Parker had a solid week, going 6 for 8 and 69 yards in what was otherwise a disastrous performance for the Dolphins. Parker is probably the sole Dolphin worth-owning at the stage, with the arguable exception of a floundering Jay Ajayi, and this week is about where his floor seems to be. This week didn’t change Parker’s stock one way or the other, just reaffirmed what the general consensus regarding him was. If you are a fan of his consistency, it wouldn’t be a terrible time to try and get him, given that it was a lower-end week, but it won’t be particularly cheap.
Moncrief caught all three of his targets for 30 yards and a touchdown, which was just enough to find a way onto this list. While the stats aren’t terrible, it mostly came from an 18 yard reception for the touchdown. That’s not bad, but he’s not getting volume and he’s not being targeted in the red zone, so this week looks more like a happy accident than a trend we can point to. If you look at his previous games of the season, this is the first one he broke into double digits on, reaffirming to me that he should stay in the free agency.
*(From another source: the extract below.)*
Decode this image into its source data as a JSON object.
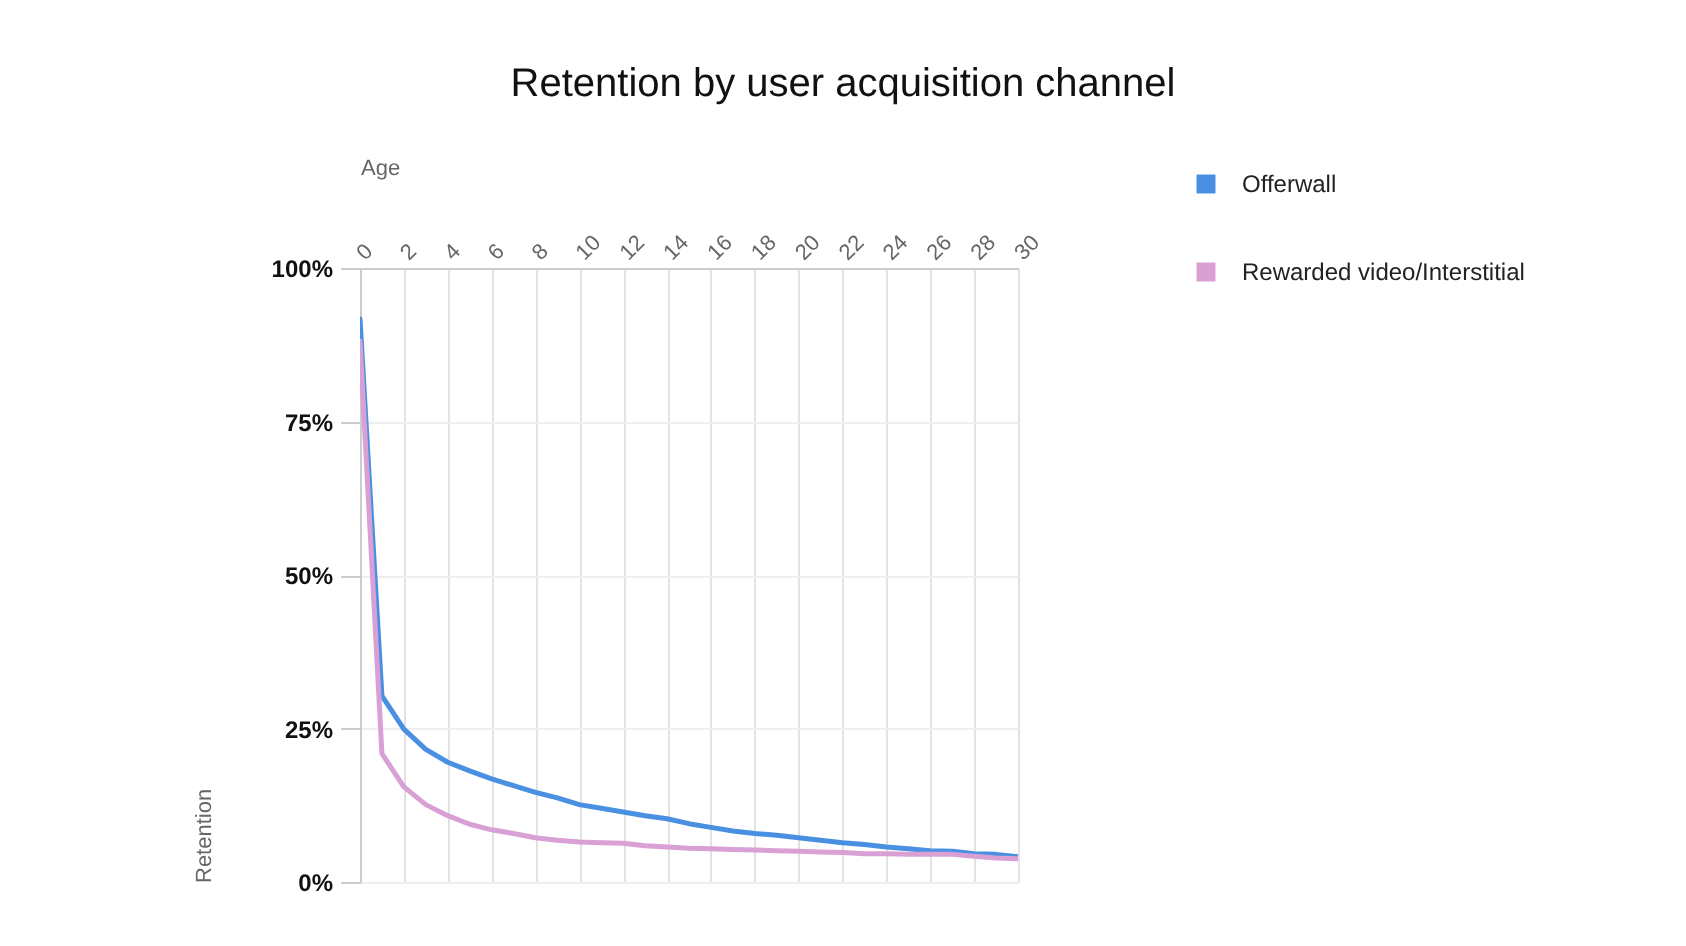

Jeffery caught 3 of his 6 targets for 29 yards and a touchdown, putting him just below Moncrief in spite of the greater volume. Jeffery has been catching a bit of a raw deal, because opposing defenses have been isolating him and preventing him from gaining the traction someone getting his volume of targets should have. Jeffrey score is a bit lower than what his current evaluation is, but I don’t think it changes his stock one way or the other. If I had to go one way; however, I’d lean towards trading him off, since three of his four outings didn’t break double-digits, even if it’s a relatively solid eight point floor.
Louis had a surprisingly good week, receiving 5 of 9 targets for 64 yards. That’s actually really good volume for a wide receiver, but this is the first week Louis has managed to break into double-digits for the season. Adding to the complications is the Browns quarterback being DeShone Kizer, one of the statistically-worst quarterbacks of this season. You have to be in serious hot water if you’re relying on a Browns wide receiver as a sleeper, and even then I think there must be better options in the free agency.
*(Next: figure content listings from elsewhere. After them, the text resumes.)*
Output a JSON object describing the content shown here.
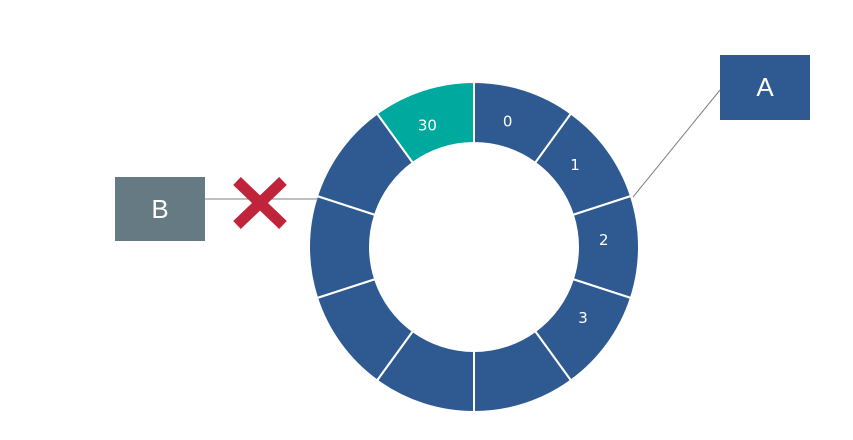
{
  "colors": {
    "segment": "#2f5a91",
    "highlight": "#00a99d",
    "node_a": "#2f5a91",
    "node_b": "#667a83",
    "cross": "#c0243b",
    "line": "#7f7f7f"
  },
  "ring": {
    "segments": [
      {
        "label": "0",
        "highlight": false
      },
      {
        "label": "1",
        "highlight": false
      },
      {
        "label": "2",
        "highlight": false
      },
      {
        "label": "3",
        "highlight": false
      },
      {
        "label": "",
        "highlight": false
      },
      {
        "label": "",
        "highlight": false
      },
      {
        "label": "",
        "highlight": false
      },
      {
        "label": "",
        "highlight": false
      },
      {
        "label": "",
        "highlight": false
      },
      {
        "label": "30",
        "highlight": true
      }
    ]
  },
  "nodes": {
    "a": {
      "label": "A"
    },
    "b": {
      "label": "B"
    }
  },
  "connections": {
    "b_blocked": true
  }
}
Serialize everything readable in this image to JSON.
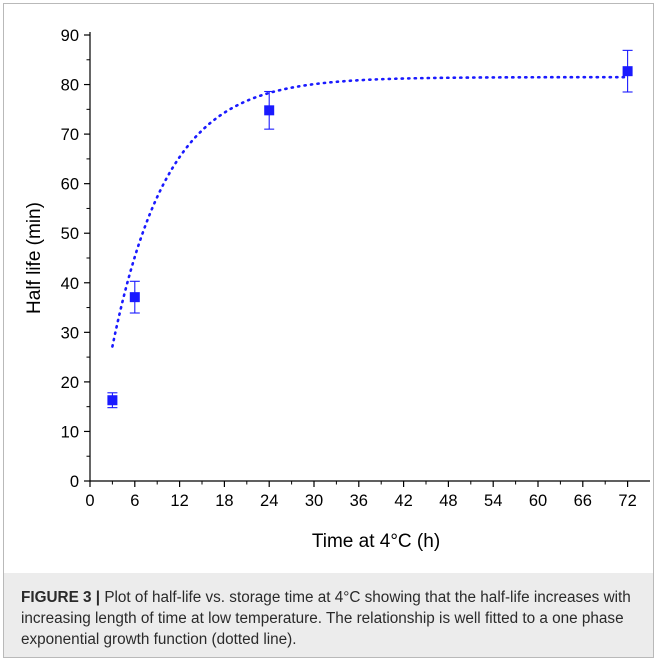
{
  "chart_data": {
    "type": "scatter",
    "xlabel": "Time at 4°C (h)",
    "ylabel": "Half life (min)",
    "xlim": [
      0,
      75
    ],
    "ylim": [
      0,
      90
    ],
    "x_ticks": [
      0,
      6,
      12,
      18,
      24,
      30,
      36,
      42,
      48,
      54,
      60,
      66,
      72
    ],
    "y_ticks": [
      0,
      10,
      20,
      30,
      40,
      50,
      60,
      70,
      80,
      90
    ],
    "grid": false,
    "series": [
      {
        "marker": "square",
        "color": "#1a1aff",
        "x": [
          3,
          6,
          24,
          72
        ],
        "y": [
          16.3,
          37.1,
          74.8,
          82.7
        ],
        "error": [
          1.5,
          3.2,
          3.8,
          4.2
        ]
      }
    ],
    "fit": {
      "style": "dotted",
      "color": "#1a1aff",
      "function": "one phase exponential growth",
      "y0": 0,
      "plateau": 81.5,
      "k": 0.135
    }
  },
  "caption": {
    "label": "FIGURE 3 |",
    "text": " Plot of half-life vs. storage time at 4°C showing that the half-life increases with increasing length of time at low temperature. The relationship is well fitted to a one phase exponential growth function (dotted line)."
  }
}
Wilson caught 4 of his 5 targets for 63 yards, most notably a 37 yard catch towards the end of the game. Wilson has some value as a flex option depending on the size of your league, because he’s been trending upwards over the last two games. Having said that, I don’t know if it’s enough to justify playing him, so I’d hold for now and see if he can get double-digits for a third week, before considering him as an option.
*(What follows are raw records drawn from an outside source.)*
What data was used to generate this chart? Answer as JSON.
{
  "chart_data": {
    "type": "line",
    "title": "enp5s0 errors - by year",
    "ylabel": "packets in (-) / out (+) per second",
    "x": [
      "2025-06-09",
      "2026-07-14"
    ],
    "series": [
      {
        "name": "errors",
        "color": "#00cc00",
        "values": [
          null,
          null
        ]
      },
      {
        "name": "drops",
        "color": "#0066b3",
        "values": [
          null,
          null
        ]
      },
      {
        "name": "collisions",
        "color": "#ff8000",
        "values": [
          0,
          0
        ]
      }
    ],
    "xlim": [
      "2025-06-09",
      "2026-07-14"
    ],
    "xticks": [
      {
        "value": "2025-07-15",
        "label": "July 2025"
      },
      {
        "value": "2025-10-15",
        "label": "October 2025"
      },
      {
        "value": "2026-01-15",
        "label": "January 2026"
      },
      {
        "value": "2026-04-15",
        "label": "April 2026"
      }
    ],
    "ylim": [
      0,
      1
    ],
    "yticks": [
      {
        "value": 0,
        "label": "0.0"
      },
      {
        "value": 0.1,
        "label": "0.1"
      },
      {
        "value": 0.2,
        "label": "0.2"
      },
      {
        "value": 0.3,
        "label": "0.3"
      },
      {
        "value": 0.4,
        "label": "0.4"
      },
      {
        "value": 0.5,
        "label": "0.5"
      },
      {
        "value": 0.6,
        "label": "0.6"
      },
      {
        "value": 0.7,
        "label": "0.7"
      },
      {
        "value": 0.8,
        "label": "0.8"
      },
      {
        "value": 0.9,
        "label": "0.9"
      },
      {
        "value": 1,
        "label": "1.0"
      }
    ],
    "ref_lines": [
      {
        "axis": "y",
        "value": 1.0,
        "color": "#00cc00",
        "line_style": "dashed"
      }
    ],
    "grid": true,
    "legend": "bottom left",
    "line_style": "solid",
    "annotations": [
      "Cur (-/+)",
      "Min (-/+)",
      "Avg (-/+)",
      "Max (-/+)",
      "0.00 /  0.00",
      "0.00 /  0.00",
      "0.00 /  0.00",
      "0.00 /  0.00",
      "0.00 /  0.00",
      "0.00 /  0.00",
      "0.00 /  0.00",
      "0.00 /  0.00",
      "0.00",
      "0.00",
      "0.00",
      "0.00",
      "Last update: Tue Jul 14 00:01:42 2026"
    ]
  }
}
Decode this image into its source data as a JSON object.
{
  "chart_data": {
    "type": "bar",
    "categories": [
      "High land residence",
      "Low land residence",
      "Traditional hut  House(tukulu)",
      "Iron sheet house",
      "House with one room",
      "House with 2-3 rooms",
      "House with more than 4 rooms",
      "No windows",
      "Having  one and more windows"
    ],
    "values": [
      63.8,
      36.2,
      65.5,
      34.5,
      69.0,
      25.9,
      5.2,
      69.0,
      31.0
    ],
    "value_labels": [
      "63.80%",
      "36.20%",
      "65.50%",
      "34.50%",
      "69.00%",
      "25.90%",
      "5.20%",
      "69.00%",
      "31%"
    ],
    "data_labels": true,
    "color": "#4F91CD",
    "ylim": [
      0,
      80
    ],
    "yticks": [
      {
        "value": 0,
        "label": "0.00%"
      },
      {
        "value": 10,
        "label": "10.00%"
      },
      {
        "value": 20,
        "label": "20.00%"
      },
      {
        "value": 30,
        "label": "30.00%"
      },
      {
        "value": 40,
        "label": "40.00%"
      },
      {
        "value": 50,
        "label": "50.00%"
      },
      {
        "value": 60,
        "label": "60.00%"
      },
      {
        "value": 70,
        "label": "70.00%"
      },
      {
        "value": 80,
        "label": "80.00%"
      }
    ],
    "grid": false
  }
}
- Brandon Marshall (New York Giants)
Marshall received 6 of 10 targets for 46 yards. While his efficiency leaves something to be desired, he is being targeted frequently and that’s especially valuable in PPR leagues. As Manning has been trending upwards, Marshall has too, and with two consecutive double-digit weeks, I think he’s a solid flex option in most leagues. He’s worth targeting for sure, especially while his perceived value is low.
- Sterling Shepard (New York Giants)
Shepard rounds off the trifecta of New York receivers, finishing just under Marshall after receiving all five of his targets for 54 yards. The debate between Marshall and Shepard, as to who is a more valuable receiver is an interesting one, and personally, I tend to side on Shepard’s side. He didn’t get as much volume this particular week, but he didn’t have the costly in completions that Marshall did, and part of his smaller target share was that he was just covered better. Both are solid, but if you have to start one of the other as your flex option I’d go with Shepard.